Michèle Goulier se présente

Michèle Goulier se présente

Je m’appelle Michèle Goulier, nom bien ariégeois que m’a donné mon parisien de mari.
Je suis née ici.
Mon père Antoine Cucalon faisait les 3 /8 à l’usine Creusot-Loire, puis il allait travailler chez un sous-traitant puis il s’attaquait au jardin.
C’était un homme vaillant , fier et heureux de nourrir sa famille de sa sueur .
Ma mère, Marie, était aide-ménagère, ce qui permettait un petit plus à notre condition.
Ils m’ont appris le sens du travail ,  à apprécier le peu   qu’on avait et à avoir toujours de la volonté pour avancer dans la vie.

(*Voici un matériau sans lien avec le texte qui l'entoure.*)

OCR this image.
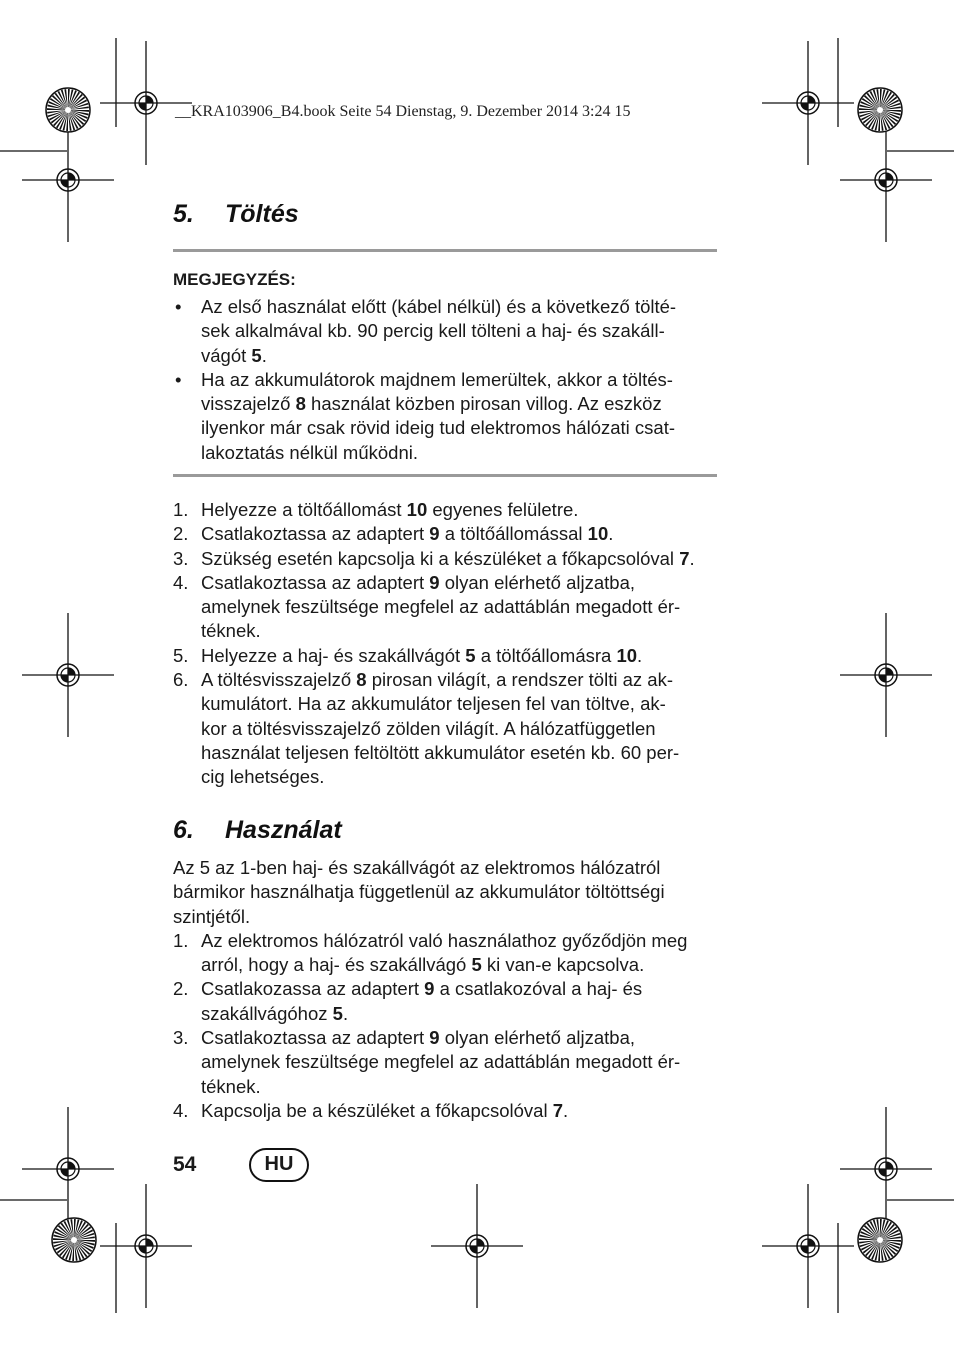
__KRA103906_B4.book Seite 54 Dienstag, 9. Dezember 2014 3:24 15
5. Töltés
MEGJEGYZÉS:
• Az első használat előtt (kábel nélkül) és a következő tölté-
sek alkalmával kb. 90 percig kell tölteni a haj- és szakáll-
vágót 5.
• Ha az akkumulátorok majdnem lemerültek, akkor a töltés-
visszajelző 8 használat közben pirosan villog. Az eszköz
ilyenkor már csak rövid ideig tud elektromos hálózati csat-
lakoztatás nélkül működni.
1. Helyezze a töltőállomást 10 egyenes felületre.
2. Csatlakoztassa az adaptert 9 a töltőállomással 10.
3. Szükség esetén kapcsolja ki a készüléket a főkapcsolóval 7.
4. Csatlakoztassa az adaptert 9 olyan elérhető aljzatba,
amelynek feszültsége megfelel az adattáblán megadott ér-
téknek.
5. Helyezze a haj- és szakállvágót 5 a töltőállomásra 10.
6. A töltésvisszajelző 8 pirosan világít, a rendszer tölti az ak-
kumulátort. Ha az akkumulátor teljesen fel van töltve, ak-
kor a töltésvisszajelző zölden világít. A hálózatfüggetlen
használat teljesen feltöltött akkumulátor esetén kb. 60 per-
cig lehetséges.
6. Használat
Az 5 az 1-ben haj- és szakállvágót az elektromos hálózatról
bármikor használhatja függetlenül az akkumulátor töltöttségi
szintjétől.
1. Az elektromos hálózatról való használathoz győződjön meg
arról, hogy a haj- és szakállvágó 5 ki van-e kapcsolva.
2. Csatlakozassa az adaptert 9 a csatlakozóval a haj- és
szakállvágóhoz 5.
3. Csatlakoztassa az adaptert 9 olyan elérhető aljzatba,
amelynek feszültsége megfelel az adattáblán megadott ér-
téknek.
4. Kapcsolja be a készüléket a főkapcsolóval 7.
54	HU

J’ai aimé la ville de mon enfance ,si vivante avec ses boutiques de chaussures, de robes de mariées, sa joyeuse quinzaine  commerciale en mai et les super affaires, ses radios crochets en soirée, la fête de Pamiers qui accueillait de nombreux  groupes et nous faisait rêver d’Italie ou d’Ecosse,  son grand loto de la Saint Sylvestre qui mobilisait toutes les salles tant l’affluence était grande (cafés, cinémas, MJC…).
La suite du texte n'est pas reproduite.